Cinq minutes, c'est le temps qu'il a mis à me rejoindre, peut-être moins, toutefois le piège était refermé sur nous. Le temps qu'il se gare, je suis rentrée la première à l'appartement. Maxime s'est proposé de m'accompagner, puis un contretemps est arrivé, le stagiaire s'est proposé de m'accompagner, tout heureux de pouvoir m'aider. L'heure tournait, je n'avais plus le choix.

Je ne l'ai pas senti venir derrière moi, tout comme, il n'a pas vu Ben arriver. Mon cerveau tournait à cent à l'heure, prendre les vêtements posés sur la table, leur apporter deux, trois affaires de toilettes et des sous-vêtements propres. Je pensais que c'était Ben derrière moi, et je m'entends encore lui dire, "drôle manière d'apprendre le stylisme, n'est-ce pas ?"

Une douleur me parvient à la tête et je perds instinctivement mon équilibre et tombe au sol. Je vois des couleurs qui n'existent même pas. Si intenses, si brillantes. Le bruit autour de moi est la même sensation que d'être immergé sous l'eau on entend des sons, des bribes de mots, le reste c'est un son sourd qui envahit tout. 

Mon cerveau est en alerte, je sais immédiatement que c'est grave ce qui se passe et que si je veux survivre va falloir que je relève, crie et partir le plus loin possible. L'homme qui terrorise l'Amérique ces derniers temps est à mes côtés. Ben arrive, je lui dis de partir, mais son instinct lui dit de me défendre.

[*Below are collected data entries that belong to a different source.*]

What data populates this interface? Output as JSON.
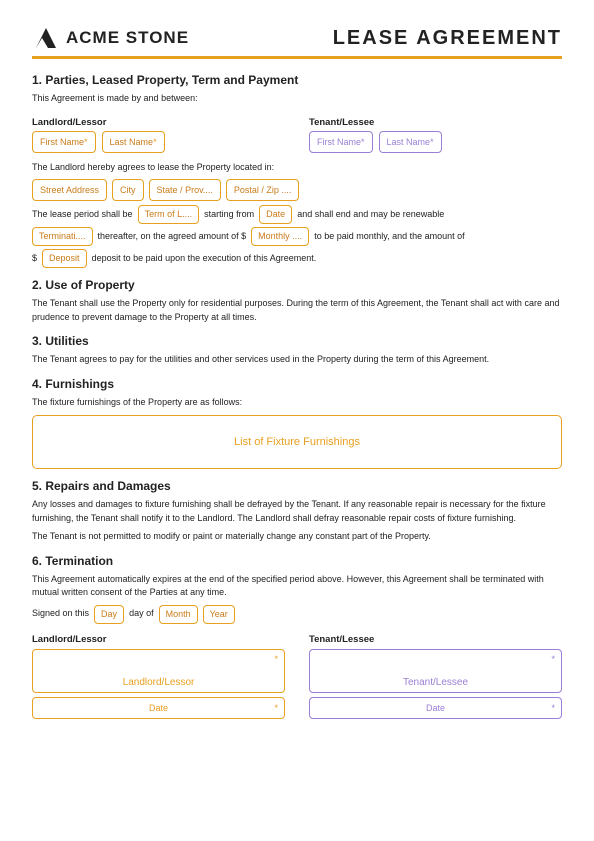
{
  "header": {
    "logo_text": "ACME STONE",
    "doc_title": "LEASE AGREEMENT"
  },
  "section1": {
    "title": "1. Parties, Leased Property, Term and Payment",
    "intro": "This Agreement is made by and between:",
    "landlord_label": "Landlord/Lessor",
    "tenant_label": "Tenant/Lessee",
    "landlord_first": "First Name",
    "landlord_last": "Last Name",
    "tenant_first": "First Name",
    "tenant_last": "Last Name",
    "address_intro": "The Landlord hereby agrees to lease the Property located in:",
    "street": "Street Address",
    "city": "City",
    "state": "State / Prov....",
    "postal": "Postal / Zip ....",
    "lease_text1": "The lease period shall be",
    "term_field": "Term of L....",
    "lease_text2": "starting from",
    "date_field": "Date",
    "lease_text3": "and shall end and may be renewable",
    "termination_field": "Terminati....",
    "lease_text4": "thereafter, on the agreed amount of $",
    "monthly_field": "Monthly ....",
    "lease_text5": "to be paid monthly, and the amount of",
    "deposit_label": "$",
    "deposit_field": "Deposit",
    "lease_text6": "deposit to be paid upon the execution of this Agreement."
  },
  "section2": {
    "title": "2. Use of Property",
    "body": "The Tenant shall use the Property only for residential purposes. During the term of this Agreement, the Tenant shall act with care and prudence to prevent damage to the Property at all times."
  },
  "section3": {
    "title": "3. Utilities",
    "body": "The Tenant agrees to pay for the utilities and other services used in the Property during the term of this Agreement."
  },
  "section4": {
    "title": "4. Furnishings",
    "body": "The fixture furnishings of the Property are as follows:",
    "placeholder": "List of Fixture Furnishings"
  },
  "section5": {
    "title": "5. Repairs and Damages",
    "body1": "Any losses and damages to fixture furnishing shall be defrayed by the Tenant. If any reasonable repair is necessary for the fixture furnishing, the Tenant shall notify it to the Landlord. The Landlord shall defray reasonable repair costs of fixture furnishing.",
    "body2": "The Tenant is not permitted to modify or paint or materially change any constant part of the Property."
  },
  "section6": {
    "title": "6. Termination",
    "body": "This Agreement automatically expires at the end of the specified period above. However, this Agreement shall be terminated with mutual written consent of the Parties at any time.",
    "signed_text1": "Signed on this",
    "day_field": "Day",
    "signed_text2": "day of",
    "month_field": "Month",
    "year_field": "Year"
  },
  "signature": {
    "landlord_label": "Landlord/Lessor",
    "tenant_label": "Tenant/Lessee",
    "landlord_placeholder": "Landlord/Lessor",
    "tenant_placeholder": "Tenant/Lessee",
    "date_placeholder": "Date"
  }
}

Une nouvelle fois, je me réveille en panique totalement perdue en pleine nuit dans mon ancienne chambre. Celle que j'occupais avec Charlie quand les Rousseaux nous ont recueillies. La même qui a abrité Lena sa première année. Rien n'a changé, ou presque. Trois heures cinquante-six, je sais que ma nuit est finie, je n'arriverai plus à me rendormir.

Penser à Lena qui est à quasiment six mille kilomètres de moi, est ce que je fais le mieux dans ces moments-là. Elle me manque tellement. Son père, Lenny, avec qui j'étais en couple à mes dix-huit ans, a voulu la garder avec elle, voulant assumer son rôle à cent pour cent après son agression. J'ai eu du mal à accepter, je l'avoue. Je voulais égoïstement ma fille près de moi, pensant la savoir plus en sécurité, alors, qu'en vrai sans Lenny, je serais déjà six pieds sous terre. Son père sera plus apte à la protéger que moi et surtout en attendant de retrouver un endroit où loger, puisque remettre les pieds dans leur appartement est envisageable et tout à fait normal, Eireann et lui vivent à la maison. Luciole, ne sera pas chamboulée en gardant sa chambre et voyant régulièrement mes hommes qui sont aussi ses pères de cœur.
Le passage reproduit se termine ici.